In the video, 15 girls face the camera with their backs to a yellow wall, wearing dark flowing robes. They individually state their names in response to questions from a voice behind the camera. They show no obvious signs of maltreatment but exhibit some fear and hesitation.
As the camera focuses on each of them, a man behind the camera whose voice CNN identifies as that of Boko Haram spokesman, Abu Zainara, asks: “What’s your name? Was that your name at school? Where were you taken from?”
At the end of the two minute clip, one of the girls, Naomi Zakaria, makes a final and apparently scripted appeal to the federal government to help reunite the girls with their families.
“I am speaking on 25 December 2015, on behalf of all the Chibok girls and we are all well,” she said.
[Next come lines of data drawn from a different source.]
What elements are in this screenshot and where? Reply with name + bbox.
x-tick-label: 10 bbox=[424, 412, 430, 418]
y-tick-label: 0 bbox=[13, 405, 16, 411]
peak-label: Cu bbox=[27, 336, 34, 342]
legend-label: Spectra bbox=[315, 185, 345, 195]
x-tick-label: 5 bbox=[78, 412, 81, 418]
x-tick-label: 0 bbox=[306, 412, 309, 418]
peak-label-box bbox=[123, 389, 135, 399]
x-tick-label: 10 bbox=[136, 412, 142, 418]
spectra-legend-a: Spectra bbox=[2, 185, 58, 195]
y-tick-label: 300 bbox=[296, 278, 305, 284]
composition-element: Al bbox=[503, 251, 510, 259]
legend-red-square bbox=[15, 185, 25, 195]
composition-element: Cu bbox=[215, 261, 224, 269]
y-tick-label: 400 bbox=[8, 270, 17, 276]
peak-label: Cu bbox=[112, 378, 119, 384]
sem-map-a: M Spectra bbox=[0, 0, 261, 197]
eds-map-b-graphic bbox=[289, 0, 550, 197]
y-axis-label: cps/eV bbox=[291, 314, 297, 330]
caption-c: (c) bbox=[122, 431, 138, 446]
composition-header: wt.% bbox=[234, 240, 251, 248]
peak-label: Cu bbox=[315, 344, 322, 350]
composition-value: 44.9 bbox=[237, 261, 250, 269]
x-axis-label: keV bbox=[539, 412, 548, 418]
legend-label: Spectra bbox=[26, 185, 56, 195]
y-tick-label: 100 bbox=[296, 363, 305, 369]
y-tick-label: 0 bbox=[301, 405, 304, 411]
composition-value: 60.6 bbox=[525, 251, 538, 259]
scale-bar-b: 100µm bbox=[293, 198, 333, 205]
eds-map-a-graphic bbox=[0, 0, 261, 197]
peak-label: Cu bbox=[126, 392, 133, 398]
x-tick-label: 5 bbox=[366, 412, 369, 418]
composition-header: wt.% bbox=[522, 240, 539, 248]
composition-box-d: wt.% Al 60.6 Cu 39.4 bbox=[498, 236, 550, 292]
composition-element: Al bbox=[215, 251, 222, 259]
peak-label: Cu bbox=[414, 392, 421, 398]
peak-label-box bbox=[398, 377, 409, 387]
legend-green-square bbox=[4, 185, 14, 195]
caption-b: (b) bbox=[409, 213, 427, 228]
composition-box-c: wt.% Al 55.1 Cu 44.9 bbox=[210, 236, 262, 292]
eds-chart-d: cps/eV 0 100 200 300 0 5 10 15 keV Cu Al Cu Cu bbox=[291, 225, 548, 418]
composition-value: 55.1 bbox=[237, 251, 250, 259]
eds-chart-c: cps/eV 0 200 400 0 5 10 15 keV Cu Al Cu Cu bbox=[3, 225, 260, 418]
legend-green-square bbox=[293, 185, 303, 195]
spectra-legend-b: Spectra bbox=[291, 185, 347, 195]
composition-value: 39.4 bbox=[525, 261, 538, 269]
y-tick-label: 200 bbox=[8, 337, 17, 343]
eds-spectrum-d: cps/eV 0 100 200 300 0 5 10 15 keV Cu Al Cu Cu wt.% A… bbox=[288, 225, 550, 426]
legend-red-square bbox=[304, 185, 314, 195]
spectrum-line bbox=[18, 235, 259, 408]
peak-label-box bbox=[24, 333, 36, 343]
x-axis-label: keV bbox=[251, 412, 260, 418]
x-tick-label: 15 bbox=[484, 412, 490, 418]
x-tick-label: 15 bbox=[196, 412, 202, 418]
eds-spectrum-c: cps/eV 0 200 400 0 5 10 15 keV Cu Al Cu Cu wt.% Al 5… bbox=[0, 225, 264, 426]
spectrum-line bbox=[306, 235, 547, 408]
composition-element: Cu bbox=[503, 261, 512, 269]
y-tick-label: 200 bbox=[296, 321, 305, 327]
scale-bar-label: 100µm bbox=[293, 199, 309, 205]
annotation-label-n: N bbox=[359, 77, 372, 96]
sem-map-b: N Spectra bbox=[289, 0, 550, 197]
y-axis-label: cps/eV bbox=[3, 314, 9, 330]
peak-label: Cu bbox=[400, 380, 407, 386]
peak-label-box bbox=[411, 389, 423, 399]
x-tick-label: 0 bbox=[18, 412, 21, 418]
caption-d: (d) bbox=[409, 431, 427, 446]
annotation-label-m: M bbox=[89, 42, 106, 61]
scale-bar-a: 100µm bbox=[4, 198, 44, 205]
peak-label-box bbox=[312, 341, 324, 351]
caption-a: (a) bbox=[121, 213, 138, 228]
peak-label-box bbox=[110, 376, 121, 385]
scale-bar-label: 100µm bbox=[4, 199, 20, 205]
The video has been seen by some officials of the federal government, according to information minister, Alhaji Lai Mohammed, who was interviewed by CNN. The minister confirmed that there were ongoing talks with people who claimed to have leads on where the girls were being kept but could not confirm if the government was negotiating with the terrorists.
Selected parents of some of the girls held captive were also shown in the video clip and were able to identify each of the 15 girls shown in the video, one of them, Rifkatu Ayuba pointed out her daughter, Saratu. Another mother, Mary Ishaya, also identified her daughter Hauwa in the video.
The parents have appealed to the government to do all it can to ensure the release of the girls.
According to CNN, the video was released by someone keen to give the girls’ parents hope that some of their daughters are still alive, and to motivate the government to help release them.